In a forceful display in the Place de la Concorde before a sea of tricolour banners, Sarkozy rallied his UMP party’s right-wing faithful with an appeal to an “Eternal France” embodied by Moliere, Napoleon and Charles de Gaulle.
Further east, by the Chateau de Vincennes, Hollande told a similarly huge but visibly more diverse crowd that it was time for a change after five years of injustice and austerity at the hands of Sarkozy and financial markets.
Both events matched the campaigns’ hopes and set the stage for a week of campaigning ahead of the April 22 first-round vote, which is expected to see the pair chosen as frontrunners to proceed to a May 6 run-off.

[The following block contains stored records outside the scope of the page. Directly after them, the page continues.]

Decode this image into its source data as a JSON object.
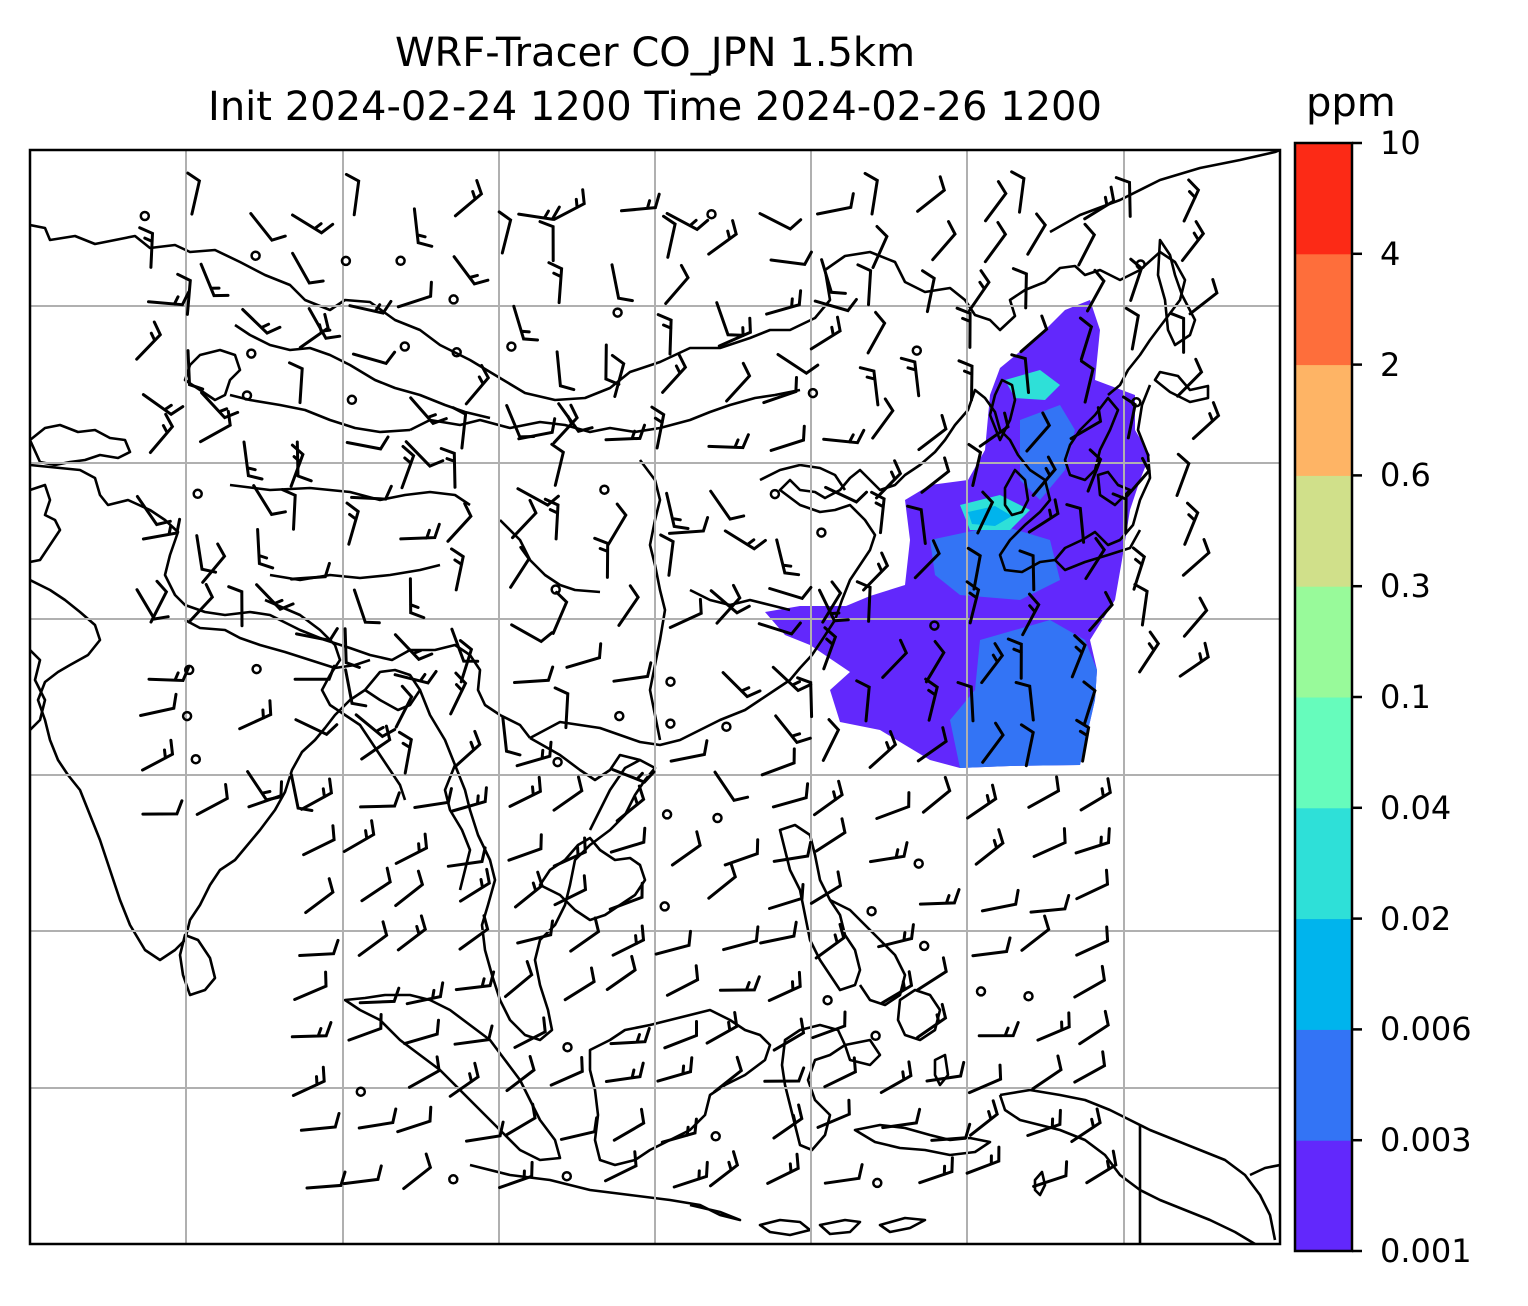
{
  "title": {
    "line1": "WRF-Tracer CO_JPN 1.5km",
    "line2": "Init 2024-02-24 1200 Time 2024-02-26 1200"
  },
  "colorbar": {
    "unit": "ppm",
    "levels": [
      {
        "label": "0.001",
        "color": "#6228fc"
      },
      {
        "label": "0.003",
        "color": "#3374f5"
      },
      {
        "label": "0.006",
        "color": "#00b4ed"
      },
      {
        "label": "0.02",
        "color": "#2ee0d8"
      },
      {
        "label": "0.04",
        "color": "#66fcbc"
      },
      {
        "label": "0.1",
        "color": "#98fa9a"
      },
      {
        "label": "0.3",
        "color": "#d0e08a"
      },
      {
        "label": "0.6",
        "color": "#feb465"
      },
      {
        "label": "2",
        "color": "#fe6e3b"
      },
      {
        "label": "4",
        "color": "#fc2a16"
      },
      {
        "label": "10",
        "color": null
      }
    ]
  },
  "map": {
    "gridlines": true,
    "overlay": "wind-barbs",
    "tracer_colors": {
      "low": "#6228fc",
      "mid": "#3374f5",
      "high": "#2ee0d8",
      "peak": "#00b4ed"
    }
  }
}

“You are France!” Sarkozy declared to his supporters, targeting right-wing traditionalists with attacks on multiculturalism, teaching unions, affirmative action and Europe’s open borders, while defending families and hard work.
“I will never accept an egalitarian, levelled-out France that turns its back on talent because it fears it,” he declared, to wild cheers.
“We will never accept multiculturalism. We will never let the founding institutions of the republic be destroyed,” he said, vowing again to hold referendums if his planned reforms are blocked by the political system.
He promised a debate on allowing the European Central Bank to support growth, an idea that puts him on collision course with Germany.
“This is a question that we cannot avoid. Because if Europe doesn’t want to lose its footing in the world economy, it absolutely needs growth,” he said.
And he repeated his demands for tighter border controls and EU trade protectionism.
“What has happened in the past four years are warning signs that the world must recognize. I tell you gravely: What is at stake is no more nor less than the survival of a form of civilisation – ours,” he said.
“Take your identity in your hands! Stand tall! Speak out! Declare strongly what you want for your country! Have no fear,” he declared.
Sarkozy’s display oozed a confidence not supported by recent opinion polls, all of which forecast a comfortable victory for Hollande in the second round, and the Socialist was no less forceful in his own address.
Declaring himself the saviour of the “French dream” he vowed to defend France against global capital markets and renegotiate the European fiscal compact to replace its austerity measures with a plan for growth.
“I will be the president of a republic much stronger than the markets, a France stronger than finance,” he said. “I will be a president of justice.
Before taking any decision, I will ask myself: ‘Is this fair?’.”
“We have waited too long – 10 years in opposition! We have a duty to win. On April 22 give me the force to lead you to victory on May 6. Next Sunday is our victory, all of us together,” he declared.
Place de la Concorde, just across the River Seine from the National Assembly and lying between the Champs Elysees and the Louvre, was the scene of Sarkozy’s triumphant victory rally in 2007.
UMP leader Jean-Francois Cope claimed 100,000 had come to cheer Sarkozy, but observers thought this exaggerated.
The Socialists also claimed 100,000, and the rival crowds looked similar in scale in television images supplied by the campaigns.
The police made it clear they would be giving no estimates. In any case, nothing in the race has yet shifted the underlying polling data: Sarkozy appears to be on course for a clear defeat after one term.
Sarkozy was banking on large numbers to support his theory that the polls are failing to take into account a “silent majority” on the right.
“Tomorrow, I’m going to bring together many, many, many of the French. I can feel mobilisation. I can feel the popular will,” he said Saturday.
“I want tomorrow to address the silent France: Those who don’t smash up bus shelters; those who just want to be allowed to work. To those who love their families, the land. Those who love their country,” he said.
But in his speech on Sunday Hollande denounced any attempt to set one half of France against the other. “There is not a noisy minority on the one side, and on the other a silent majority,” he said.
The final week of campaigning will also be the last chance for the trailing candidates to make their mark before they are eliminated.
Communist-backed left-winger Jean-Luc Melenchon has made the surprise breakthrough of the campaign, and his Left Front party is battling Marine Le Pen’s anti-immigrant, anti-EU, far-right National Front for third place.
Recent polls have both at between 13% and 17% – some giving Melenchon a slight advantage, some Le Pen – despite the latter’s bold claim that she will win double the hard left’s score.